The Kitchen House, by Kathleen Grissom.  Another book club book, as I'm working to prep for November's meeting.  This is a tale with an undertone of menace throughout, of a girl orphaned into indentured servitude on a Virginia plantation, where she is raised in the kitchen house on a large tobacco plantation.  Young Lavinia, by a twist of serendipity, goes to Williamsburg for several years, enjoying an education and society while playing companion to her master's distant family.  When she returns to the plantation years later, it is to find that she is no longer welcomed with open arms by the people who had a hand in raising her, and old villains return to create mayhem and ill will at every turn.  The narrative is taught and it is a compulsive read.  Thoroughly enjoyed and looking forward to discussing this with the group in November.  368 pages.

What the Dead Know, by Laura Lippman.  Lippman is a new-to-me author, and this title is a bit older, published in 2007.  A woman heading home after years away is involved in a traffic accident and leaves the scene, injured and dazed.  Detained and hospitalized, she mentions knowledge of a decades-old missing-persons case and Baltimore homicide detective Kevin Infante is brought in to help uncover the details.  I can honestly say that this was riveting and constantly surprising.  I am definitely looking forward to reading more of Lippman's work in the future.  376 pages.

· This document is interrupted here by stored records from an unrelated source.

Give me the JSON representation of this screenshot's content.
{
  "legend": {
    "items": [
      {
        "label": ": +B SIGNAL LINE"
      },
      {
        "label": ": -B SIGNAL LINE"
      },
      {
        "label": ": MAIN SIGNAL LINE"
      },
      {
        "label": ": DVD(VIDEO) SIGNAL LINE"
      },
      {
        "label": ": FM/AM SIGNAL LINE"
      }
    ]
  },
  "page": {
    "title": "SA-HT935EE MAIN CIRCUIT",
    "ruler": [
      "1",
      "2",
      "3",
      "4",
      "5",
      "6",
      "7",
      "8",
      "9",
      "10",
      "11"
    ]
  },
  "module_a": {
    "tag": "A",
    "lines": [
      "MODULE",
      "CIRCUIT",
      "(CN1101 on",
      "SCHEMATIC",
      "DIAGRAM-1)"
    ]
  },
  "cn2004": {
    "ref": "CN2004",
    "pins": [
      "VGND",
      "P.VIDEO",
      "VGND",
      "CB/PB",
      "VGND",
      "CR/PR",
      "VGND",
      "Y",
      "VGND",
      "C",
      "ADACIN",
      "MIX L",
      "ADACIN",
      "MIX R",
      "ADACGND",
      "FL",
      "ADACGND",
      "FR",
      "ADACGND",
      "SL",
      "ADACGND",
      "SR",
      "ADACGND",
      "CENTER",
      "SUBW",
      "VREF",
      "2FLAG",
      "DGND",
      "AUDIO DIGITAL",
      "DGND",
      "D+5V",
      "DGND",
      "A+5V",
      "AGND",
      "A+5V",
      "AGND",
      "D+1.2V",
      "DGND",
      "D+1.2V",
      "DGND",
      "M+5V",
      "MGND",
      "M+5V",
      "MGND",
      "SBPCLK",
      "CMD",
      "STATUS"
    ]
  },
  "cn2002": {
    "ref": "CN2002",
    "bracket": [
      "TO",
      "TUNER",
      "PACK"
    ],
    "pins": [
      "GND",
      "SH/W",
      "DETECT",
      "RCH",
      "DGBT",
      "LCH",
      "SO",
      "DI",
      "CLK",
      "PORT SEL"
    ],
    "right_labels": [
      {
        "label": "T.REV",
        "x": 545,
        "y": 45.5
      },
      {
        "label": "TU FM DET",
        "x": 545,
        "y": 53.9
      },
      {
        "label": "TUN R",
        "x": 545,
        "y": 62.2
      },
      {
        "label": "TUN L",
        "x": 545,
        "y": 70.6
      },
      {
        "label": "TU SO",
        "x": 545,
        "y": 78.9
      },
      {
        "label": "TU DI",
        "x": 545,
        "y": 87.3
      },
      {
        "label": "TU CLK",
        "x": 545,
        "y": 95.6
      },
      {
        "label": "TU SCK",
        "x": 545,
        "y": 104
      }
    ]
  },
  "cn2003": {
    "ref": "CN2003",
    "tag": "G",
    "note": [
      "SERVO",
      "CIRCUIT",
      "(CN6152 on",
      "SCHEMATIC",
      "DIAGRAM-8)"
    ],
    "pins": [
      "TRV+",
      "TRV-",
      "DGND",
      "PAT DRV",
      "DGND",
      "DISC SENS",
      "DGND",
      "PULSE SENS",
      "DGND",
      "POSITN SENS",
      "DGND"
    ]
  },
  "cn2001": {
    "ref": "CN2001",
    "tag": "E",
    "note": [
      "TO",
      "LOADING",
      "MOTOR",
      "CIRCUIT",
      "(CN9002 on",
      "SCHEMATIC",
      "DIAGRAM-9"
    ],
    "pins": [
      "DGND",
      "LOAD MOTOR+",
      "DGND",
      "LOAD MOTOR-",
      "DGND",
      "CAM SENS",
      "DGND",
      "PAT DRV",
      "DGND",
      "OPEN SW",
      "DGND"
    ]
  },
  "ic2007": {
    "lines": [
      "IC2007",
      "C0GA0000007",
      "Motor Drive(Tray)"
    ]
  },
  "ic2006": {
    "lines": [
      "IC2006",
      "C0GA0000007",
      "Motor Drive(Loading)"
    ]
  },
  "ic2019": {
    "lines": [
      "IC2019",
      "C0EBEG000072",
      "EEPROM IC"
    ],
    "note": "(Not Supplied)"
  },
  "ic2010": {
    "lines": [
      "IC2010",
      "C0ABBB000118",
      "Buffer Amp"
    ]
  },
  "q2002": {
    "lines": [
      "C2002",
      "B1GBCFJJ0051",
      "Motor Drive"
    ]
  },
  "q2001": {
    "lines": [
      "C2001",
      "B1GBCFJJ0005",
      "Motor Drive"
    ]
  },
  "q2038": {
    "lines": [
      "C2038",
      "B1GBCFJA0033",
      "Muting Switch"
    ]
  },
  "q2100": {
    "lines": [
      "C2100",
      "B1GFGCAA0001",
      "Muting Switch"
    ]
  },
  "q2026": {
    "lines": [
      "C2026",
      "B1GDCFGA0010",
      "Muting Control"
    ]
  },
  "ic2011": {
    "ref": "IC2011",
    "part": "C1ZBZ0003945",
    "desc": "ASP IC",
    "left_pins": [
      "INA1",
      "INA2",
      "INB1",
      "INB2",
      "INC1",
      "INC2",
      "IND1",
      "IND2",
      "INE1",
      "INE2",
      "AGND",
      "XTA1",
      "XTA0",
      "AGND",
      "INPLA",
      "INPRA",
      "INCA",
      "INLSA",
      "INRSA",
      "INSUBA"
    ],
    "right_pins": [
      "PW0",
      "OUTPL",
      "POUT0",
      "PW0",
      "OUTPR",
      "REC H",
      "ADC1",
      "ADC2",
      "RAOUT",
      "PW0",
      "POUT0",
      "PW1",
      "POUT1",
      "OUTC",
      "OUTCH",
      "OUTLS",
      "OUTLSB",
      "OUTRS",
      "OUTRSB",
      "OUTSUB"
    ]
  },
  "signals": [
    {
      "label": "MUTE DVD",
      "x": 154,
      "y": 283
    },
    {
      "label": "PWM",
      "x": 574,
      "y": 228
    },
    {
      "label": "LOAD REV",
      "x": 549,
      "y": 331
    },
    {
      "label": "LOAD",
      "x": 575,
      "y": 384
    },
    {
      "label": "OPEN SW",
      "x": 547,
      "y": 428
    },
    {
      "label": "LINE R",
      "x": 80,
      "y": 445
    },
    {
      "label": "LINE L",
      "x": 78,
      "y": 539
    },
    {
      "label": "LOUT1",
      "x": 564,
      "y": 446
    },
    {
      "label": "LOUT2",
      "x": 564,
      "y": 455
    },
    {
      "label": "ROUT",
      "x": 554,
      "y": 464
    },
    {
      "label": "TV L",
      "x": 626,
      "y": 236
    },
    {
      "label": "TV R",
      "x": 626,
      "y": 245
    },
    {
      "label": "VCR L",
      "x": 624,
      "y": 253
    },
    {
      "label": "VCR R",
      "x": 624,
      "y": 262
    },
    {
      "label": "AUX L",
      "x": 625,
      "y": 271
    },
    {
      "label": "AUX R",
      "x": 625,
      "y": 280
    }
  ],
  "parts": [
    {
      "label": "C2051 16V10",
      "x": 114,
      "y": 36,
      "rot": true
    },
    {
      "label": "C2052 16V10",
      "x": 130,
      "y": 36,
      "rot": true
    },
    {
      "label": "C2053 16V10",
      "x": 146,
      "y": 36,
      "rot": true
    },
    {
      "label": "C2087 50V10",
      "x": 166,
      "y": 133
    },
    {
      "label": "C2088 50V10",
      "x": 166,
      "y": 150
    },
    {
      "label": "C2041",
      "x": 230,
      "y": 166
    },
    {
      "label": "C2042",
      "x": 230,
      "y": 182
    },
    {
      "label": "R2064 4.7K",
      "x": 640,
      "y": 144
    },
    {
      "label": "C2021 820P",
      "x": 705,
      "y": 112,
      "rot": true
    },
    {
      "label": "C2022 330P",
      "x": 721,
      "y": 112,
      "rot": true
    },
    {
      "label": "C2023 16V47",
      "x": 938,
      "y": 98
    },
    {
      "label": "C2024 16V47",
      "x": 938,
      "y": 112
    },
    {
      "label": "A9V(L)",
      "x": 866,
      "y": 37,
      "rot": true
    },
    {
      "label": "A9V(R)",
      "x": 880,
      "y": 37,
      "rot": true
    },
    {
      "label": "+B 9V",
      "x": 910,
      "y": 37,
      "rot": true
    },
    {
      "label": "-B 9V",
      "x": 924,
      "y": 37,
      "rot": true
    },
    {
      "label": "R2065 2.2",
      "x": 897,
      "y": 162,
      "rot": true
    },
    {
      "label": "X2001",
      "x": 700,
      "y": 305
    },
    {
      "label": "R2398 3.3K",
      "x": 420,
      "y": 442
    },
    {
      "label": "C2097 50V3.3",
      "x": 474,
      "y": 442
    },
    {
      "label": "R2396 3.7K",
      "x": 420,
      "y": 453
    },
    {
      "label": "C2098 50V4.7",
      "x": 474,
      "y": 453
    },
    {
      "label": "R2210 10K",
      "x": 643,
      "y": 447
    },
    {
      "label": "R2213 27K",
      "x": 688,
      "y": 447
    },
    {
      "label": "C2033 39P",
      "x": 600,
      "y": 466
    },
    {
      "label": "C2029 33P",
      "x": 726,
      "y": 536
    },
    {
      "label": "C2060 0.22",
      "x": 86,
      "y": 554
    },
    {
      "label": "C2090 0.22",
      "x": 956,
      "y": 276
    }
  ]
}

And that's it for the month.  Looking over these titles, I'm foreseeing a lighter, fluffier list for November, like a holiday-inspired palate cleanser.  I've been reading a fair amount of dark, serious fiction lately, and I'm feeling the need for a bit of a break.  Any recommendations for something a little lighter?  I'd love to know--leave me a comment!

For my reading challenge this year:

October totals:
5 titles
1,866 oages

Year-to-date totals:
64/100 titles: 64%
26,250/50,000 pages: 52%

Ah well, I'll keep tracking til the end of the year, but a challenge isn't a challenge unless it's challenging, right? 

I'll be back on Thursday with the list of new fiction titles coming out in (gulp) December!  Happy reading!